In the absence of any information either way, you should simply not have a policy (in other words, the government should publish no opinion above and beyond whatever rate of vaccination their current level of data proves is beneficial. Which appears to be something lower than 70% from the current two data points, unless Italy's geography implies way more or less disease, or something). Not dramatically, aggressively push for one of the two policies you don't know is better...
Let's just put in a scale:
deaths due to vaccines ~= deaths due to getting infected by a random virus <<<<<<<<<<<<<<<<< deaths due to getting infected in an outbreak.
So the main benefit of vaccination is not to prevent people dying, but to prevent outbreaks.
Hence, we do have information about which rates of vaccination are unacceptable (the ones where outbreaks occur).
So your claim about "lack of information" is bull.
I the U.S. and the Italian examples we've considered so far in the thread already include all outbreaks during the periods measured. EVEN WITH the level of outbreaks that occur at 70% vaccination, we do not know whether the deaths from those small number of outbreaks > vaccine deaths, given the data we have on vaccine safety.
In other words, your "<<<<<<<<<<<<<<<" assumption from your post is not based in data-supported reality, for 70% or 90% coverage (examples considered so far with data). It should be replaced with "<?>" and the post would be accurate.
In the end, vaccination is like taxes. You do not benefit from your own taxes as much as you lose from paying them. Nevertheless the state depends on them. And while the state will not go bankrupt from you not paying your taxes, it still makes you a social asshole for not paying them (and even a democracy therefore enforces them). And if nobody would pay taxes ...

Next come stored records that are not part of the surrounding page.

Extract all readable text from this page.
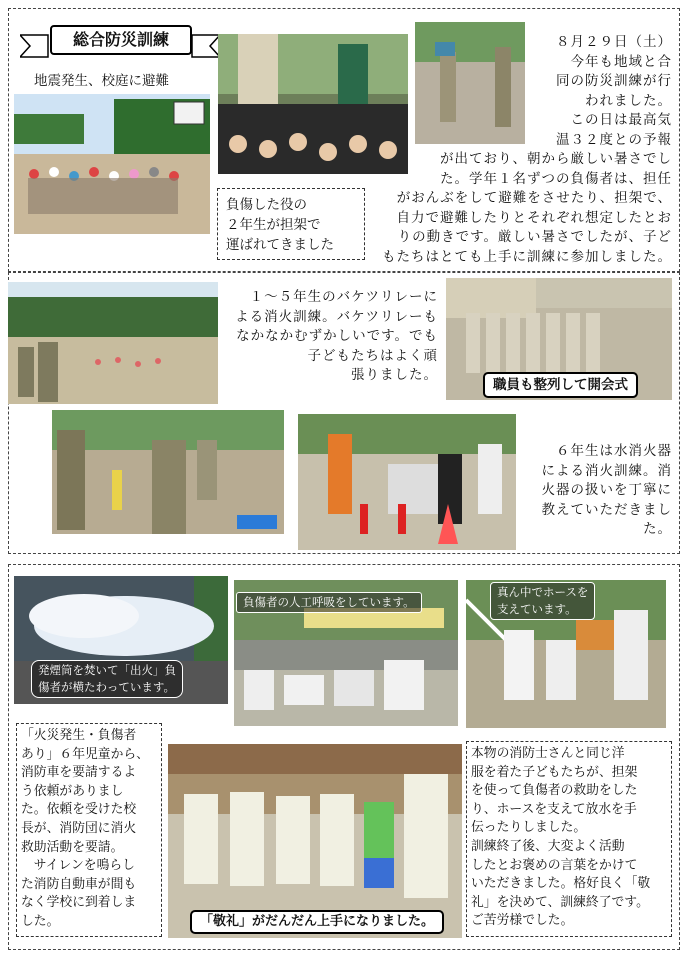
総合防災訓練
地震発生、校庭に避難
負傷した役の
２年生が担架で
運ばれてきました
８月２９日（土）
今年も地域と合
同の防災訓練が行
われました。
この日は最高気
温３２度との予報
が出ており、朝から厳しい暑さでし
た。学年１名ずつの負傷者は、担任
がおんぶをして避難をさせたり、担架で、
自力で避難したりとそれぞれ想定したとお
りの動きです。厳しい暑さでしたが、子ど
もたちはとても上手に訓練に参加しました。
１～５年生のバケツリレーに
よる消火訓練。バケツリレーも
なかなかむずかしいです。でも
子どもたちはよく頑
張りました。
職員も整列して開会式
６年生は水消火器
による消火訓練。消
火器の扱いを丁寧に
教えていただきまし
た。
発煙筒を焚いて「出火」負
傷者が横たわっています。
負傷者の人工呼吸をしています。
真ん中でホースを
支えています。
「火災発生・負傷者
あり」６年児童から、
消防車を要請するよ
う依頼がありまし
た。依頼を受けた校
長が、消防団に消火
救助活動を要請。
　サイレンを鳴らし
た消防自動車が間も
なく学校に到着しま
した。	「敬礼」がだんだん上手になりました。
本物の消防士さんと同じ洋
服を着た子どもたちが、担架
を使って負傷者の救助をした
り、ホースを支えて放水を手
伝ったりしました。
訓練終了後、大変よく活動
したとお褒めの言葉をかけて
いただきました。格好良く「敬
礼」を決めて、訓練終了です。
ご苦労様でした。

I am not and never did suggest that nobody "pay taxes" i.e. immunize.
I suggested that there is an optimum level of vaccination that is almost certainly below 100% and above 0%.
Which is actually very similar to taxes:
the optimum taxation rate is also nearly always below 100%, and above 0%.So thanks for a perfect analogy!

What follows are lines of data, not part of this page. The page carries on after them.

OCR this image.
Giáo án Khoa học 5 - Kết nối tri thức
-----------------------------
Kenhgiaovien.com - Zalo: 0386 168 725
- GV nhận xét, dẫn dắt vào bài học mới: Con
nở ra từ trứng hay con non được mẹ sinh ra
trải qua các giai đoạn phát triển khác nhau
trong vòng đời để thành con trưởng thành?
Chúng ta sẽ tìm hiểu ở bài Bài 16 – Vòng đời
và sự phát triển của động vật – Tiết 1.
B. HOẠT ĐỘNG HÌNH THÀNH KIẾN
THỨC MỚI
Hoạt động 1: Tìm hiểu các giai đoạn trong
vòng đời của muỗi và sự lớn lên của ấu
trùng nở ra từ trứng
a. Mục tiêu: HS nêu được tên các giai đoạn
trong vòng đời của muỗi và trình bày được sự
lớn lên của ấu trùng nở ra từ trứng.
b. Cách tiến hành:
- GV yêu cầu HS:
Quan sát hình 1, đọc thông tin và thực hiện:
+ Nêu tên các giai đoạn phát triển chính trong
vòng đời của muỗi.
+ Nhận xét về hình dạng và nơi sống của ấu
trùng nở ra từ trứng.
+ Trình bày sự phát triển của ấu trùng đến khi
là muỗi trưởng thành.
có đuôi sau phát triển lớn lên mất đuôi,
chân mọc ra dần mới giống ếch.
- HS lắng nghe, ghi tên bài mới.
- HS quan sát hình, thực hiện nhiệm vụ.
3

You're correct, but at this point I'd suggest there's no point in engaging GavJ any further. I and many other people have explained this exact concept to him in the past. His response is always to pretend he knew about it already, brush it off and then go back to his incredibly basic analysis without realizing that it's been completely and utterly refuted.
1) No, I've consistently disagreed.
2) You haven't provided any data or citations, so I'm not sure where this "utter refuting" is coming from. Whereas on the contrary, we do already have hard data proving your theory wrong:
Italian data actually serves as a counterpoint to what you are suggesting. From the data:
[Edit: See my next post for less hastily done math]So we already know that a change of 20% has a MUCH greater than twice as high of an effect as a 10% change further up the scale.
This disconfirms your theory that "as you get higher, vaccine coverage saves more and more lives relative to each % coverage." The 70->90 jump has a hugely higher impact per % than the 90->100 jump does (or even possibly could!). Much more than double (which would be the linear midline theory)
I admit that my description hasn't been proven correct yet from the information we have considered in the thread (although I am basing it on quite a lot of personal research, I haven't actually laid out a data-based case for it yet in this thread). But it's still at least consistent with the data we have. Whereas your theory has been proven definitely wrong.